Hey Clay. Thanks much for the response. Yes it's a single test mold. For this purpose, I went ahead and did a few molds (thankfully I had a little Guittard chocolate on hand), and weighed each piece. I then scaled my mold size up/down based upon the chocolate weight. So for my immediate need that worked. Not my preference of course, but I think it worked. I know you guys prefer to measure with chocolate rather than a calculator, and I totally understand that, but I would also like to have the capacity to calculate with a calculator to get close measurements. I can easily get my mold dimensions so that isn't a problem. I'll contact Guittard and see if I can get the densities of their chocolate.

Clay: Can you give me a formula that would calculate the mold capacity using volume and chocolate density? How would you put that together? (w*h*d = volume +*/- density?

Thanks again guys. :-)

Sebastian
@sebastian
07/24/13 19:35:32
754 posts

I honestly think you're taking the path of most resistance, mate..now, even though i've had as many calc classes as they offer, i'm not a math guy, and for most moulds, mathematically calculating the volume's going to be an incredibly tedious process. If you must know the cubic inches of the mould, the mfr should be able to provide that, as their molds are made using design software that should be able to provide the volumetric with a click of a button. That's what i'd do, but the scale i work at is perhaps a little different than most 8-)

Brian Begun
@brian-begun
07/24/13 20:06:52
20 posts

Hi Sebastian. Thanks for the response. Perhaps I should give you a bit more info about my situation, so it makes more sense. I am actually manufacturing my own molds. I will always know the exact dimensions of my molds every time. So like Clay said is actually really trivial. I just need the densities of the chocolate I plan to use, and figure out the formula to calculate the mold volume and density (I'm suspecting that it's something like: w*h*d*Density etc. Yes, I can approximate with a cubic inch (like using the chocoley calculator), but since I have access to the exact measurements (perhaps I'm completely off base), it seems to me I can get much more accurate results by doing the math. I apologize to anyone if my responses sound stubborn or like I'm taking the wrong path. It just seems to me if I have my mold dimensions, and I can get the densities I can get relatively close estimations of my needs (especially on large scales) by doing some math, and perhaps as a result save money on my chocolate needs etc.

Thanks again for the feedback guys. I really do appreciate it.

Sebastian
@sebastian
07/25/13 04:37:19
754 posts

ah - well, if you've got the exact measurements, determining the volume is trivial. Your chocolate supplier isn't likely to have the densities for all their chocolates measured, and you can ask them to do it, which they will if they have time, or they'll make time if you're a large enough customer. If precision is important to you, remember that specifications have a range (ie fat is normally +/-1% on industrial chocolates) - so that range will result in a range of densities as well.

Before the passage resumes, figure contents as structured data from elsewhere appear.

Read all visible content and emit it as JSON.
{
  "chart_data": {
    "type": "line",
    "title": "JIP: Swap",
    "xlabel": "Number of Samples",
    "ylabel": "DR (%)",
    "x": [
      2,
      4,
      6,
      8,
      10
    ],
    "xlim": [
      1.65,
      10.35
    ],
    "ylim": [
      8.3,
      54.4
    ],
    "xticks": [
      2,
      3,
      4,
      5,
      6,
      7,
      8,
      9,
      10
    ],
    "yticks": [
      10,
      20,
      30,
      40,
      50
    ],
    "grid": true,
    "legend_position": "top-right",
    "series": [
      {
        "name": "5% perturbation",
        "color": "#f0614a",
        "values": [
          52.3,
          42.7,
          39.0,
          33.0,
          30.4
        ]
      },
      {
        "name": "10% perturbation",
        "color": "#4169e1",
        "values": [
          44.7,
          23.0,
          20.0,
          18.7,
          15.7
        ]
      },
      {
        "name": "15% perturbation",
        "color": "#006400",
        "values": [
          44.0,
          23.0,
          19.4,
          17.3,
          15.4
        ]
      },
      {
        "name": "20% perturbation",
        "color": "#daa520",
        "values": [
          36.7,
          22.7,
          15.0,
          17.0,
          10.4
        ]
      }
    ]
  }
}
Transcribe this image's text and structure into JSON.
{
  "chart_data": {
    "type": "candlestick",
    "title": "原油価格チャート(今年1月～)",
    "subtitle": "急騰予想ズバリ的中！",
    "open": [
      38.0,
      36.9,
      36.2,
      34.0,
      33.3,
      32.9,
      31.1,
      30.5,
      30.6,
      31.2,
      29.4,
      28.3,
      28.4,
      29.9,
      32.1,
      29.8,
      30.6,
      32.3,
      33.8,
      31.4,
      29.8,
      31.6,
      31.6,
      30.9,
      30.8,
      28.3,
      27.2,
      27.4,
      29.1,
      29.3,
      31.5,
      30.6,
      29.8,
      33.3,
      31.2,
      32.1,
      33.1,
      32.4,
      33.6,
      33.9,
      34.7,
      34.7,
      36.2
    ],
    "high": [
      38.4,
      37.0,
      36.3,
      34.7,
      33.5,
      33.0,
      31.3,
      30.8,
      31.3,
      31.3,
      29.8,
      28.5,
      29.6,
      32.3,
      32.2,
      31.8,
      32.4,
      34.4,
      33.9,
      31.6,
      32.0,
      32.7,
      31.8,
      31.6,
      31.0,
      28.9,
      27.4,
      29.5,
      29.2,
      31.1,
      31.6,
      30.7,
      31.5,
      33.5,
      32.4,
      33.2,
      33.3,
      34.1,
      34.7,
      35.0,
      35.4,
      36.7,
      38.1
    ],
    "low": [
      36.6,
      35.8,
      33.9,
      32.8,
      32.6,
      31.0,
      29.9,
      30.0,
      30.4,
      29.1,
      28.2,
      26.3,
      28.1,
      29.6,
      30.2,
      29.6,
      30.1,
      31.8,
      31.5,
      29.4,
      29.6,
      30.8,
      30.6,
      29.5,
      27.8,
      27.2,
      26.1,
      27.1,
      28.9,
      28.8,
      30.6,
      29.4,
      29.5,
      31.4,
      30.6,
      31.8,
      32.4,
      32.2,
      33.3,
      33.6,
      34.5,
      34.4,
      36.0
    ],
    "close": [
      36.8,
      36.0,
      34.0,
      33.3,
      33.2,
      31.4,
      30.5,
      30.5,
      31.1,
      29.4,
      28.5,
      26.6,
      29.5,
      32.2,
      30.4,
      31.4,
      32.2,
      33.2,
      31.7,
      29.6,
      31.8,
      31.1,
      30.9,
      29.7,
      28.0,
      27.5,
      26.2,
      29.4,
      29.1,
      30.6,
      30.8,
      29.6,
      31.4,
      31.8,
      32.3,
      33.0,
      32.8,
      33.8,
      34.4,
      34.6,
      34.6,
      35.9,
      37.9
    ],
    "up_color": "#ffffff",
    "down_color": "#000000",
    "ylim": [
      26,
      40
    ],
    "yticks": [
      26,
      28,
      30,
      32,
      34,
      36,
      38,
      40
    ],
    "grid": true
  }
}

If you want to do the density yourself, you'll need a graduated cylinder and a scale - density is simply mass over volume - so fill your cylinder (on the scale) to 100ml of chocolate and read it's mass. D = m/v. The reading on the scale divided by 100 (the mls you used for the reading), and you've got a density calculation. Obviously if your scale is not calibrated, if you're not accurate in filling the cylinder, or if your chocolate temps are all over the place, it will impact your calculations.

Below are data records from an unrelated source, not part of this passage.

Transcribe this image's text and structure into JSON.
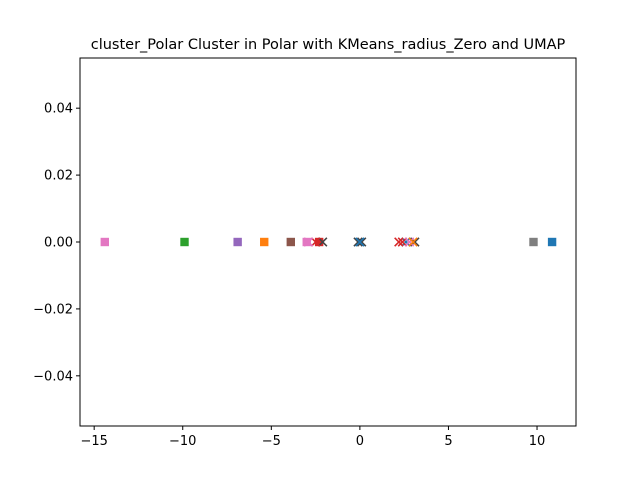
{
  "chart_data": {
    "type": "scatter",
    "title": "cluster_Polar Cluster in Polar with KMeans_radius_Zero and UMAP",
    "xlabel": "",
    "ylabel": "",
    "xlim": [
      -15.8,
      12.2
    ],
    "ylim": [
      -0.055,
      0.055
    ],
    "x_ticks": [
      -15,
      -10,
      -5,
      0,
      5,
      10
    ],
    "x_tick_labels": [
      "−15",
      "−10",
      "−5",
      "0",
      "5",
      "10"
    ],
    "y_ticks": [
      0.04,
      0.02,
      0.0,
      -0.02,
      -0.04
    ],
    "y_tick_labels": [
      "0.04",
      "0.02",
      "0.00",
      "−0.02",
      "−0.04"
    ],
    "grid": false,
    "legend": "none",
    "series": [
      {
        "color": "#1f77b4",
        "marker": "square",
        "x": [
          10.85
        ],
        "y": [
          0
        ]
      },
      {
        "color": "#ff7f0e",
        "marker": "square",
        "x": [
          -5.4
        ],
        "y": [
          0
        ]
      },
      {
        "color": "#2ca02c",
        "marker": "square",
        "x": [
          -9.9
        ],
        "y": [
          0
        ]
      },
      {
        "color": "#d62728",
        "marker": "square",
        "x": [
          -2.3
        ],
        "y": [
          0
        ]
      },
      {
        "color": "#9467bd",
        "marker": "square",
        "x": [
          -6.9
        ],
        "y": [
          0
        ]
      },
      {
        "color": "#8c564b",
        "marker": "square",
        "x": [
          -3.9
        ],
        "y": [
          0
        ]
      },
      {
        "color": "#e377c2",
        "marker": "square",
        "x": [
          -14.4,
          -3.0
        ],
        "y": [
          0,
          0
        ]
      },
      {
        "color": "#7f7f7f",
        "marker": "square",
        "x": [
          9.8
        ],
        "y": [
          0
        ]
      },
      {
        "color": "#444444",
        "marker": "x",
        "x": [
          -2.1,
          -0.1,
          0.1,
          3.1
        ],
        "y": [
          0,
          0,
          0,
          0
        ]
      },
      {
        "color": "#1f77b4",
        "marker": "x",
        "x": [
          0.0,
          2.6
        ],
        "y": [
          0,
          0
        ]
      },
      {
        "color": "#d62728",
        "marker": "x",
        "x": [
          -2.5,
          2.2,
          2.4
        ],
        "y": [
          0,
          0,
          0
        ]
      },
      {
        "color": "#e377c2",
        "marker": "x",
        "x": [
          -2.9,
          2.8
        ],
        "y": [
          0,
          0
        ]
      },
      {
        "color": "#ff7f0e",
        "marker": "x",
        "x": [
          3.0
        ],
        "y": [
          0
        ]
      }
    ]
  }
}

Once you've got your volume of your cavity - simply multiply that by your density, and you've got the grams/unit of measure. Be sure not to mix your units of measure between your cavity volume calculations and density calculations (ie don't use both inches and centimeters, for example - one or the other)

Brian Begun
@brian-begun
07/26/13 01:12:09
20 posts

Thanks Sebastian.

That helps a lot. If you are using ml for volume, then what is the scale for mass? Grams? Ounces?

Sebastian
@sebastian
07/26/13 04:23:02
754 posts

depends on your scale - most are adjustable to read whatever the local norm is. i find it easiest to work in grams.